Monday, September 21, 2015

Summer Reading Highlights, Part 4: Mysteries – The Cuckoo’s Calling and The Crossing Places

The Cuckoo’s Calling by "Robert Galbraith" (aka J.K. Rowling) 

I was initially unsure if I would like this book or not, given how much I disliked Rowling’s first adult book, The Casual Vacancy. But where that book was filled with unlikeable people doing terrible things, with a situation that simply kept going from bad to worse, Cuckoo’s Calling was filled with interesting people in exciting situations. It was a curious contrast that Rowling’s murder mystery was substantially less depressing with more sympathetic characters than the straight fiction, but that was indeed the case!

The story itself was suspenseful, but not scary, and had a great twist at the end.
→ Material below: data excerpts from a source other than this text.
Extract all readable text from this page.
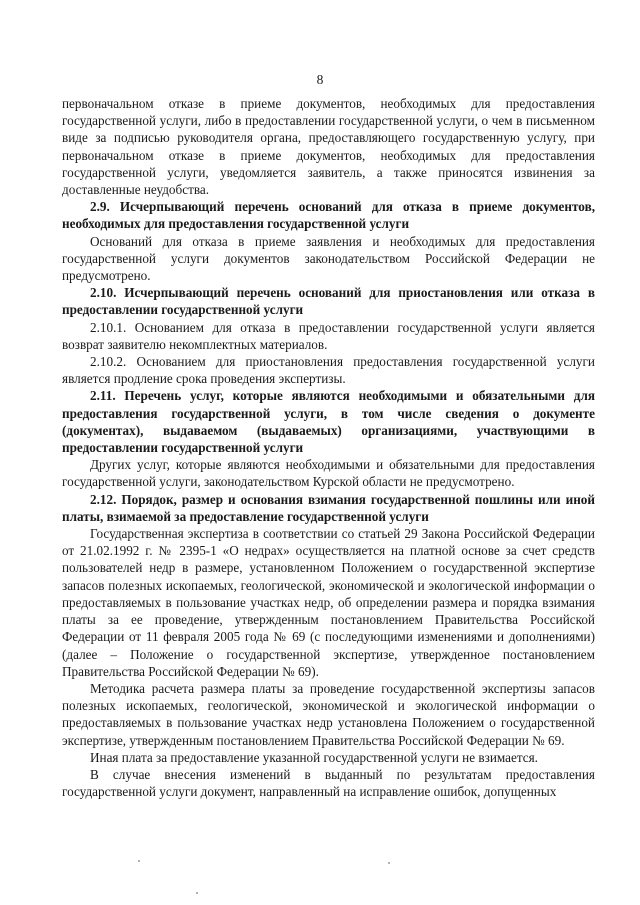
8

первоначальном отказе в приеме документов, необходимых для предоставления государственной услуги, либо в предоставлении государственной услуги, о чем в письменном виде за подписью руководителя органа, предоставляющего государственную услугу, при первоначальном отказе в приеме документов, необходимых для предоставления государственной услуги, уведомляется заявитель, а также приносятся извинения за доставленные неудобства.

2.9. Исчерпывающий перечень оснований для отказа в приеме документов, необходимых для предоставления государственной услуги

Оснований для отказа в приеме заявления и необходимых для предоставления государственной услуги документов законодательством Российской Федерации не предусмотрено.

2.10. Исчерпывающий перечень оснований для приостановления или отказа в предоставлении государственной услуги

2.10.1. Основанием для отказа в предоставлении государственной услуги является возврат заявителю некомплектных материалов.

2.10.2. Основанием для приостановления предоставления государственной услуги является продление срока проведения экспертизы.

2.11. Перечень услуг, которые являются необходимыми и обязательными для предоставления государственной услуги, в том числе сведения о документе (документах), выдаваемом (выдаваемых) организациями, участвующими в предоставлении государственной услуги

Других услуг, которые являются необходимыми и обязательными для предоставления государственной услуги, законодательством Курской области не предусмотрено.

2.12. Порядок, размер и основания взимания государственной пошлины или иной платы, взимаемой за предоставление государственной услуги

Государственная экспертиза в соответствии со статьей 29 Закона Российской Федерации от 21.02.1992 г. № 2395-1 «О недрах» осуществляется на платной основе за счет средств пользователей недр в размере, установленном Положением о государственной экспертизе запасов полезных ископаемых, геологической, экономической и экологической информации о предоставляемых в пользование участках недр, об определении размера и порядка взимания платы за ее проведение, утвержденным постановлением Правительства Российской Федерации от 11 февраля 2005 года № 69 (с последующими изменениями и дополнениями) (далее – Положение о государственной экспертизе, утвержденное постановлением Правительства Российской Федерации № 69).

Методика расчета размера платы за проведение государственной экспертизы запасов полезных ископаемых, геологической, экономической и экологической информации о предоставляемых в пользование участках недр установлена Положением о государственной экспертизе, утвержденным постановлением Правительства Российской Федерации № 69.

Иная плата за предоставление указанной государственной услуги не взимается.

В случае внесения изменений в выданный по результатам предоставления государственной услуги документ, направленный на исправление ошибок, допущенных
Both the characters and the main and secondary stories were compelling, and definitely made me excited to read the two sequels, The Silkworm and Career of Evil. After quite a bit of doubt from The Casual Vacancy, I think Cuckoo’s Calling shows that Rowling can indeed write just as well for adults as she does for children. 

Check out my review of the next 2 books in the series here

The Crossing Places by Elly Griffiths 

This was another mystery set in England (I’m sure you can start to see a distinct trend in my reading choices), this time in the country as opposed to London, where Cuckoo’s Calling was set. Though at first glance the main characters of both mysteries share little in common -- Rowling's Cormoran Strike is a gruff, imposing ex-military type with a prosthetic leg, and Griffiths' Ruth Galloway is an anthropology professor with body image issues and a couple of cats. Both, however, are emotionally vulnerable and lonely in their middle ages, which makes them much more personable and relatable that they otherwise might have been.

I loved that this modern mystery brought in some very interesting bits of history and lore, and I must say I was very proud of myself that my guesses were fairly close to the mark! Perhaps that means the story was a touch predictable; I still haven't decided if it's better or not if the reader is able to guess the correct suspect in a mystery. I was pretty close in this one and way off in Cuckoo's Calling, but  I couldn't put either of them down, so if that's the real measure of a book's success, then both these mysteries came out winners.